Quimper : Cheu a oa etre an avel-viz hag an heol, pep hini o laret e oa ar c’hreñvañ pa weljont ur beajour o tostaat, paket mat en e vantell. Evit gouzout piv eo ar c’hreñvañ int savet a-du an eil gant egile e vefe an hini a zeufe a-benn da lakaat ar beajour da lemel e vantell. Neuze e krogas an avel-viz da c’hwezhañ da vat, ha muioc’h a se e c’hwezhe, muioc’h a se e starde ar beajour e vantell tro-dro dezhañ, an avel-viz na glaskas ket mont pelloc’h evit lakaat anezhañ da dennañ e vantell. Neuze e krogas an heol da barañ ha goude ur pennad e tommas d’ar beajour ha hemañ a dennas e vantell. Neuze ez asantas e oa an heol ar c’hreñvañ eus an daou.

=> Certains mots (neuze, heol, muioc’h, gant, hemañ…) sont prononcés dans la forme basse-cornouaillaise, l’accentuation est bonne, mais globalement on sent l’influence de la langue standard. Plusieurs éléments vont dans ce sens : l’utilisation du prétérit (la langue populaire actuelle ne l’utilise plus guère spontanément), le lexique épuré (« krogas » et non pas « komañsas » par exemple), une liaison incongrue à la fin (« an heol » avec un h aspiré). Surtout, la prononciation [daw] pour « daou », hyper minoritaire en Basse-Bretagne et impossible à Kemper d’après l’ALBB, montre que la locutrice n’est vraisemblablement pas bretonnante de naissance et est influencée par l’écrit.

Île de Sein : An avel Biz hag an heol a veze ouzh en em zrailhañ. Pep hini a lavare : – Me (eo) ar c’hreñvañ ! Pa deusont gwelet un den é tont d’o c’haout, goloet gant e vantell. O daou e deusont lavaret : – Ma atrapan ar vantell ar c’hentañ, me eo a vo ar c’hreñvañ. Neuze (en doa ‘ta e oa) en em lakaet an avel da chavirañ tout. Dre ma boufe an avel, an avel a oa aet sot, hag an den en doa ranket dalc’her e vantell start war e gein. Pa eo kalmet an avel, an den en deus gellet tennañ e vantell. Setu an heol zo komañset da barañ.

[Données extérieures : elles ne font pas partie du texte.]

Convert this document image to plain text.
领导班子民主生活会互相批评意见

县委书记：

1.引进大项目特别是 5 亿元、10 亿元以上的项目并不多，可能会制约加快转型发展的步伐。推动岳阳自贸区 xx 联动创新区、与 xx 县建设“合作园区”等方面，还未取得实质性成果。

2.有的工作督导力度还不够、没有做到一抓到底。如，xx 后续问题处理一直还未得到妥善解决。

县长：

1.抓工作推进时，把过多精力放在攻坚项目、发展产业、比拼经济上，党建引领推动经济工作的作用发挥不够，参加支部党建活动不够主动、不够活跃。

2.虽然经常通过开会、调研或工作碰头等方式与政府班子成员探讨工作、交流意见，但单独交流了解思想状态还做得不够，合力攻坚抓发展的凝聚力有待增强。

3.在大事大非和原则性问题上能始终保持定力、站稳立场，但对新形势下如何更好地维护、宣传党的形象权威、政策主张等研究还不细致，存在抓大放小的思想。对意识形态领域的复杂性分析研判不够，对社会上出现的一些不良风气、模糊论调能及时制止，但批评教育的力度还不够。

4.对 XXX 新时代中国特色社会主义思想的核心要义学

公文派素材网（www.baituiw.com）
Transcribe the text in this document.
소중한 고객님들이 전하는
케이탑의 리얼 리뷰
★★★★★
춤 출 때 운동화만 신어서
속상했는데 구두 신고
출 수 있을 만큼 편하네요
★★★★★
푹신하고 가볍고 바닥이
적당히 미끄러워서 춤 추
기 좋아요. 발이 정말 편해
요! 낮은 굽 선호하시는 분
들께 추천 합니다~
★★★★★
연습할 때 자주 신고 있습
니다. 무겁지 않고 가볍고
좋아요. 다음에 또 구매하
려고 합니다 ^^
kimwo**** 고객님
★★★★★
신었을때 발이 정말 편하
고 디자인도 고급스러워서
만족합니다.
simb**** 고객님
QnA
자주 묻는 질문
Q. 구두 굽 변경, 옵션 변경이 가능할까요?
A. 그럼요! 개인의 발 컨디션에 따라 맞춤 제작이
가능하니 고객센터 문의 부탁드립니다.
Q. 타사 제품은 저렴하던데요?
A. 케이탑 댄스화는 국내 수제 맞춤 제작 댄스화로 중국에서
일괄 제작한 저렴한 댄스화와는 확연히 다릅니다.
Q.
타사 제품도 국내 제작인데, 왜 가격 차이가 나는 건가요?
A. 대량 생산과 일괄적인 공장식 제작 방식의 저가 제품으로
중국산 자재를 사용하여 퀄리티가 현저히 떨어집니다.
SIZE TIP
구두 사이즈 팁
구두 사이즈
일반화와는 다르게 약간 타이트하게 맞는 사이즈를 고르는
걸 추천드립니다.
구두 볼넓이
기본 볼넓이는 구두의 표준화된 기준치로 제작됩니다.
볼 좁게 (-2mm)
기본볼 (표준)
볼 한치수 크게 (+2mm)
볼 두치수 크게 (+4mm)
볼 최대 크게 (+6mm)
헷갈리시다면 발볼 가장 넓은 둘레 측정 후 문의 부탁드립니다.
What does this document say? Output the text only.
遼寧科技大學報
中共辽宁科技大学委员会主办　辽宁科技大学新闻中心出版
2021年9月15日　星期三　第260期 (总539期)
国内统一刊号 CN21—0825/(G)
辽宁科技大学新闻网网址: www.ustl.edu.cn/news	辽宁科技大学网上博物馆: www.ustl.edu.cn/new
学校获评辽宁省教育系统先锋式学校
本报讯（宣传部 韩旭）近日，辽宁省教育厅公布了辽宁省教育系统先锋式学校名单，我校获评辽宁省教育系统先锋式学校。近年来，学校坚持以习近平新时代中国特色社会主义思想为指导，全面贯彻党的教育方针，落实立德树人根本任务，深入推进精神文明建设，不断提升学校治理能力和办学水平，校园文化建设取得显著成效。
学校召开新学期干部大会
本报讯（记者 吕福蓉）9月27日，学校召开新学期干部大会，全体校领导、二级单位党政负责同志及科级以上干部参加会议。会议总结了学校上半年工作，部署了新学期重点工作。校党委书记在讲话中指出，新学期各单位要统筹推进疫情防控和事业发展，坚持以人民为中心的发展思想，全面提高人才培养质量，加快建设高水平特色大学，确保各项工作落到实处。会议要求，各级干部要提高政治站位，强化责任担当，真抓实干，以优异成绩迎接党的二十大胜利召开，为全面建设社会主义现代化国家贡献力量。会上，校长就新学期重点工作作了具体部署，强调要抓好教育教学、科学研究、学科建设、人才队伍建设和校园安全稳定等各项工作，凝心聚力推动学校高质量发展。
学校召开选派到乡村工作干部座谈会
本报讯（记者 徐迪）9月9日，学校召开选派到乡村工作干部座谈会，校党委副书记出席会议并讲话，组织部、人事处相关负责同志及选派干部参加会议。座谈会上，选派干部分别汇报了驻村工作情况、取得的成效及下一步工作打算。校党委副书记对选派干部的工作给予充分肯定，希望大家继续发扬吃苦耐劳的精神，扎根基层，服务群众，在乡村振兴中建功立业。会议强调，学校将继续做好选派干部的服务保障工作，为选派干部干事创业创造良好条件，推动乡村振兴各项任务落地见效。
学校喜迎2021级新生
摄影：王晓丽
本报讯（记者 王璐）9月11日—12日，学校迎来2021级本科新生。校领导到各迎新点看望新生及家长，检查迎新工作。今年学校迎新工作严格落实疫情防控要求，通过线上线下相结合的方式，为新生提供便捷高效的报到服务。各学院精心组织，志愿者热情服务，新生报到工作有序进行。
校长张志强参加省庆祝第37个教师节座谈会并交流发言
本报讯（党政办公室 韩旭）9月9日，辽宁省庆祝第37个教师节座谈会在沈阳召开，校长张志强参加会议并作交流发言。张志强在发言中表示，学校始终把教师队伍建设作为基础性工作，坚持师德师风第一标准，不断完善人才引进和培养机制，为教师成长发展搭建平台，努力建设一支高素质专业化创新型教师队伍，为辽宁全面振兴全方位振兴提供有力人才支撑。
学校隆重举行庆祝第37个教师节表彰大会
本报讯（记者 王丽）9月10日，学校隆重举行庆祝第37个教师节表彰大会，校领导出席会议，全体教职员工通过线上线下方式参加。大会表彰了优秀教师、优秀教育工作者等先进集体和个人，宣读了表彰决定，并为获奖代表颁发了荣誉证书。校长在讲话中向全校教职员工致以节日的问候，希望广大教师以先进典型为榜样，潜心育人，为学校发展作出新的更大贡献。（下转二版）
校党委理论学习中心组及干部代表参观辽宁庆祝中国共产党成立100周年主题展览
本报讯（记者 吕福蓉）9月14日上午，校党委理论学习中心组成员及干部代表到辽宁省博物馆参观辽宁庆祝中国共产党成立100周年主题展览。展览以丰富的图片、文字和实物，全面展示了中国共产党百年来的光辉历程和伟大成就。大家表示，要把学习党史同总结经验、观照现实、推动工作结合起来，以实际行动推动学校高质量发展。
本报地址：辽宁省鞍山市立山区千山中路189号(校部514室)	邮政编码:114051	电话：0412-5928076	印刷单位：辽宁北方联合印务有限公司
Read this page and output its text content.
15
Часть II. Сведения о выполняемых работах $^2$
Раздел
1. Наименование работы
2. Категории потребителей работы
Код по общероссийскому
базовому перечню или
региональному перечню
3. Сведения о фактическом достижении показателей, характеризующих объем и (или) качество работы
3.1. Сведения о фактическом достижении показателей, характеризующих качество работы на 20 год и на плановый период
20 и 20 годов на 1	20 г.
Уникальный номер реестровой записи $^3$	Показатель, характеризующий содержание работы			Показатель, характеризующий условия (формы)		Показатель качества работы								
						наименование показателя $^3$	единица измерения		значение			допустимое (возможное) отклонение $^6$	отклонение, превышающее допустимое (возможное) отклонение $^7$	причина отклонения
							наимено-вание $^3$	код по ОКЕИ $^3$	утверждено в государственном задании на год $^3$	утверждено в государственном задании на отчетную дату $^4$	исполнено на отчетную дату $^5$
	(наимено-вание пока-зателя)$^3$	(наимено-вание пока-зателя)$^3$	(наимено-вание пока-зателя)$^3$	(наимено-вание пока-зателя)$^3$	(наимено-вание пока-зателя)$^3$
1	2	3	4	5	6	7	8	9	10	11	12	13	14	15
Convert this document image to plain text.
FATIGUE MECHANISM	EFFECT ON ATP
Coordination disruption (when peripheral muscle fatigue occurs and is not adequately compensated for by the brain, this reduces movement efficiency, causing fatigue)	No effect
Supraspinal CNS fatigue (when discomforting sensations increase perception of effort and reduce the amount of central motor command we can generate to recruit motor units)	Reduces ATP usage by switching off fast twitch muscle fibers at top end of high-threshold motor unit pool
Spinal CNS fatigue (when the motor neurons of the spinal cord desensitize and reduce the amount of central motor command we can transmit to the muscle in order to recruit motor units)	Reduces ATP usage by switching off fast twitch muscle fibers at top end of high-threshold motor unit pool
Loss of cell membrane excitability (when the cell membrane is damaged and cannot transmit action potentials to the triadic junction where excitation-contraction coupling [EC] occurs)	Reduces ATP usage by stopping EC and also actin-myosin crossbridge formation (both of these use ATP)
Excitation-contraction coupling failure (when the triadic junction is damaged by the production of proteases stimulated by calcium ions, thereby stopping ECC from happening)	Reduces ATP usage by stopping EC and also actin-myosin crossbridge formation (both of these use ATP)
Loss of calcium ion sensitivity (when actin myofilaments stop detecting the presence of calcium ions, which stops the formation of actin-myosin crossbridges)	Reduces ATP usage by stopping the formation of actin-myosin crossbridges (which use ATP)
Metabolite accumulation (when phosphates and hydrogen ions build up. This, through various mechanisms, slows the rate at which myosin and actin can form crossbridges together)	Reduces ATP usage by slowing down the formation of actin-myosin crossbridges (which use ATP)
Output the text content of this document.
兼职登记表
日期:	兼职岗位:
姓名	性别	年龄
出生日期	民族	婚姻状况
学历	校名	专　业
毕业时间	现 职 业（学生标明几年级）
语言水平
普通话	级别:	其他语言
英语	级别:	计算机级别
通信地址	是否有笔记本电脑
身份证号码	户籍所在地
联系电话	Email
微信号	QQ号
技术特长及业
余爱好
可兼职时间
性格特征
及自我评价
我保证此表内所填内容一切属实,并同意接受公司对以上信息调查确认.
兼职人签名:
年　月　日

A-benn ur momed, (eñ en doa ? d’ober) re domm, gant an heol, hag en deus tennet e vantell. (Hag) evel-se, an avel Biz en deus gwelet e oa kreñvoc’h an heol evitañ.

=> C’est l’un des deux enregistrements les plus authentiques, avec une locutrice native (les R sont systématiquement roulés) et une influence nulle de la langue standard. De ce fait, la transcription est aussi plus ardue par moment. La locutrice alterne entre imparfait, plus-que-parfait et passé-composé, mais n’utilise pas le prétérit, à l’instar des locuteurs natifs d’aujourd’hui. De même, elle emploie volontiers des mots empruntés au français : atrapan, chavirañ, kalmet, komañset, momed. On remarque enfin une forme conjuguée de « kaout » ayant un morphème d’accord à droite (« deusont », pour « o deus » en breton standard), forme non acceptée dans la langue standard.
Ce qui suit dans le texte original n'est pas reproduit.